In the decision of Lennox Estates Ltd v 1st Advantage Mortgages Ltd (2012), the court considered the conflict between local planning law and the ability of the property owner to recover possession following a charge over the same property which was created after the disposal took place. In this case the 1st Defendant had acquired the property prior to a successful planning application being submitted to demolish and rebuild a Café and construct five apartments. 1st Advantage Mortgages Ltd was the mortgagee of the property and as a result of a default , it purchased the property at a power of sale. 1st Advantage then sought possession as it was then in possession of the property after its disposal resulting from the exercise of its powers of sale. The court held that the disposal of the property under s35 TCPA 1990 was not a breach of the condition of the legal mortgage and thus a defence could not be made on the grounds of an inability to exercise the power of sale.

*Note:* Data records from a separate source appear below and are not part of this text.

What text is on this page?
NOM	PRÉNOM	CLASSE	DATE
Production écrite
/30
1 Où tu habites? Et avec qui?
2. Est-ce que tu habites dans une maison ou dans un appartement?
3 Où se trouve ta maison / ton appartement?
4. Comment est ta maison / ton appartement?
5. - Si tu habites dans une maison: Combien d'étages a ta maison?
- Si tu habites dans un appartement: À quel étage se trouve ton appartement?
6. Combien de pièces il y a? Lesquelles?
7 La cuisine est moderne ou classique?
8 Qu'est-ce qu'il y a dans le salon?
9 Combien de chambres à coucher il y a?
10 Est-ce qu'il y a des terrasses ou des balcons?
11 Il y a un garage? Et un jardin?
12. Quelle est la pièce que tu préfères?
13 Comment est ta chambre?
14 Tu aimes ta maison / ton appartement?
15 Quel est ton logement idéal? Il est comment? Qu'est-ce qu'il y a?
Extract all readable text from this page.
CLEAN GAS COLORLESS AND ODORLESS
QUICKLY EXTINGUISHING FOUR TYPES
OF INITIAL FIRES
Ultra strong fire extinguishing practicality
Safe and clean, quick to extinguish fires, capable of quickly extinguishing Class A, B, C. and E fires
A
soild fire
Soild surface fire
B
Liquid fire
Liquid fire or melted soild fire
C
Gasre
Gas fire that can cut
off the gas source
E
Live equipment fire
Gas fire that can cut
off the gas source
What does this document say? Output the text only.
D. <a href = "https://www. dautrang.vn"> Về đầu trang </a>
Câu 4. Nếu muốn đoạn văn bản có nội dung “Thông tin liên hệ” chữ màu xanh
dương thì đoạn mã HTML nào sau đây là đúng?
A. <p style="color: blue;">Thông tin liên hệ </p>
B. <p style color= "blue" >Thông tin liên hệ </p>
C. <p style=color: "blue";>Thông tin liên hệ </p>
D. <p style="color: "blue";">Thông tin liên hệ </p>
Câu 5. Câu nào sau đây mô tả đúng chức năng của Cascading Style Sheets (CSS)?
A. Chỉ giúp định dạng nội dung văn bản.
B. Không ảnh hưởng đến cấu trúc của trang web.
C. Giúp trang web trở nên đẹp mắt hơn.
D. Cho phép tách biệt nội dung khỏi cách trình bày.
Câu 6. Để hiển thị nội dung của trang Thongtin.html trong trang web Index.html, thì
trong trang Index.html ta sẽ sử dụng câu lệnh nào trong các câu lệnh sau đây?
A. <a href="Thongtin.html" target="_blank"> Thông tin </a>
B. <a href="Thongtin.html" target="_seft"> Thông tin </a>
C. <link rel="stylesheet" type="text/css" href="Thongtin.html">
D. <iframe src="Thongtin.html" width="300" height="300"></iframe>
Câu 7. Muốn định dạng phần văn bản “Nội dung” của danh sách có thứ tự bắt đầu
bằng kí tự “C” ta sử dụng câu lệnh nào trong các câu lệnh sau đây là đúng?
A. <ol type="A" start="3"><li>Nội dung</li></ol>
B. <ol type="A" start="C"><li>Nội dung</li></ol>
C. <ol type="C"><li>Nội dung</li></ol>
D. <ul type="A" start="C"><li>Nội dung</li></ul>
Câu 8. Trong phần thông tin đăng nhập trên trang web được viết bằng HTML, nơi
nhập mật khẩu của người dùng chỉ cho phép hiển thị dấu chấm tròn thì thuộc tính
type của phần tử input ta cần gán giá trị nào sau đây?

In the case of Banfield v London Borough of Waltham Forest Judgment (2011), the Court considered the gap between local planning law and criminal offences under the Environmental Protection Act 1990. The defendant had moved the waste water pipes of a house he was renting to dispose of waste water onto a neighbouring property. However, the defendant was not in control of the adjoining property and was therefore not liable in nuisance.
This case demonstrates the interaction of criminal and local planning legislation and how these can be conflicting. The District Judge held that, under the provisions of the relevant statute, the adjoining property owner was not his landlord nor did they have any rights in respect of the adjoining land. As a result, a defence to the claim under the statutory nuisance was made as to the exercise of his rights by the defendants.